Als u Workspace ONE Access wilt integreren met Horizon Cloud Service on Microsoft Azure with Single-Pod Broker of Horizon Cloud Service on IBM Cloud, moet u alle vereiste onderdelen instellen en de richtlijnen op hoog niveau volgen die hier worden vermeld.

Onderdelen

U heeft de volgende onderdelen nodig:

  • Een Horizon Cloud-tenant

    Dit implementatiescenario is alleen van toepassing op Horizon Cloud Service on Microsoft Azure with Single-Pod Broker-omgevingen en Horizon Cloud Service on IBM Cloud-omgevingen.

  • Een Workspace ONE Access-tenant
  • Een of meer instanties van de service Virtuele app, versie 22.05 of hoger, die op locatie is geïnstalleerd. De service Virtuele app is een onderdeel van Workspace ONE Access Connector. U kunt de connector downloaden van de Workspace ONE Access-productpagina op VMware Customer Connect.

    Er worden maximaal vijf connectorinstanties ondersteund per Horizon Cloud-verzameling van virtuele apps.

    De service Virtuele app is vereist om resources en rechten van uw Horizon Cloud-tenant te synchroniseren naar uw Workspace ONE Access-tenant.

    Belangrijk:
    • De service Virtuele app ondersteunt de FIPS-modus (Federal Information Processing Standards) niet. Als u de service Virtuele app wilt gebruiken, moet u Workspace ONE Access Connector in de niet-FIPS-modus installeren.
    • Zorg ervoor dat alle instanties van de service Virtuele app in de zichtlijn staan voor de Horizon Cloud-tenant.
  • Een of meer instanties van de Workspace ONE Access-service Directorysynchronisatie die op locatie is geïnstalleerd. De service Directorysynchronisatie is een onderdeel van Workspace ONE Access Connector.

    De service Directorysynchronisatie is vereist om gebruikers en groepen van Active Directory naar de Workspace ONE Access-tenant te synchroniseren.
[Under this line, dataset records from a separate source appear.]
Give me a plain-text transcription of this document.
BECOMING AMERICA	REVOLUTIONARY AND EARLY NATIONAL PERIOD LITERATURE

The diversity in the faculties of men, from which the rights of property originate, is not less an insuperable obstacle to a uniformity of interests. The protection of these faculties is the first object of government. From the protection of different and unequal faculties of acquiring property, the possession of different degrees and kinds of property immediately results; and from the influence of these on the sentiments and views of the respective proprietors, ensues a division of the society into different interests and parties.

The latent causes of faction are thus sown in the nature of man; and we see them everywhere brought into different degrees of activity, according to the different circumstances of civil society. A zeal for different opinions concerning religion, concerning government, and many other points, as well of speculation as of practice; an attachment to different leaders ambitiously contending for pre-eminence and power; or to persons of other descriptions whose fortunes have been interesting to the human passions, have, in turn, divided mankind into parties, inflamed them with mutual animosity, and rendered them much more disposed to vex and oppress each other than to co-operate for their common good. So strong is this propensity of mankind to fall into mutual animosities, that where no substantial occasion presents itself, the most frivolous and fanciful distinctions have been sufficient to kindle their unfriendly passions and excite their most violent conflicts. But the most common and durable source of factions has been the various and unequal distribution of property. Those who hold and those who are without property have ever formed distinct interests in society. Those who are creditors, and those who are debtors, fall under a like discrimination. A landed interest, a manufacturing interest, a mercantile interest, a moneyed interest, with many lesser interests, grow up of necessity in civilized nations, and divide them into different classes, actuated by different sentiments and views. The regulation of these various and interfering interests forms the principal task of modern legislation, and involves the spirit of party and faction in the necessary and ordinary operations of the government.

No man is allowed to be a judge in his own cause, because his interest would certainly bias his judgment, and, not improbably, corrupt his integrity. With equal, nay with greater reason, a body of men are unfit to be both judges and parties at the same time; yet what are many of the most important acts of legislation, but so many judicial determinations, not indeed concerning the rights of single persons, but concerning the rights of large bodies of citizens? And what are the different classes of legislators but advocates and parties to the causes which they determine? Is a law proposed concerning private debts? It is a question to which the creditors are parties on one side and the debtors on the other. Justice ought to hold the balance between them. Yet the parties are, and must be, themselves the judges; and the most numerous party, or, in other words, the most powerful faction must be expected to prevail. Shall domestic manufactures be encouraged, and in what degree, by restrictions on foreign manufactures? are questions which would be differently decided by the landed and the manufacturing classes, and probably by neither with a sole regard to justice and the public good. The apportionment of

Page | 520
    Nadat u de service Directorysynchronisatie heeft geïnstalleerd en geconfigureerd, maakt u een directory in uw Workspace ONE Access-tenant en synchroniseert u de Active Directory-gebruikers en -groepen die rechten voor Horizon Cloud-desktops en -applicaties hebben.

Integratiediagram

Figuur 1. Workspace ONE Access-integratie met Horizon Cloud Service on Microsoft Azure with Single-Pod Broker of Horizon Cloud Service on IBM Cloud

Een On Premises-pakket bevat Horizon Client, Access Connector, DNS/NTP-services en AD. Buiten het pakket zijn een Access-tenant en een Horizon Cloud-tenant beschikbaar.
  1. De service Directorysynchronisatie synchroniseert gebruikers en groepen van Active Directory naar de Workspace ONE Access-tenant.
  2. De service Virtuele app synchroniseert Horizon Cloud-resources en -rechten van de Horizon Cloud-tenant naar de Workspace ONE Access-tenant.
  3. De eindgebruiker heeft als volgt toegang tot een desktop of applicatie:
    1. De eindgebruiker meldt zich aan bij de Intelligent Hub-app of -portal en klikt op een desktop of applicatie.
    2. De Workspace ONE Access-service genereert een start-URL en schakelt deze door naar de Horizon Client. De start-URL bevat een SAML-artefact-ID.
    3. De Horizon Client heeft toegang tot de start-URL.
    4. De Horizon Cloud-tenant ontvangt de aanvraag en valideert de SAML-artefact-ID met de Workspace ONE Access-service.
    5. Als de SAML-artefact-ID is gevalideerd door de Workspace ONE Access-service, wordt de desktop of applicatie naar de Horizon Client gestreamd door de Horizon Cloud-tenant.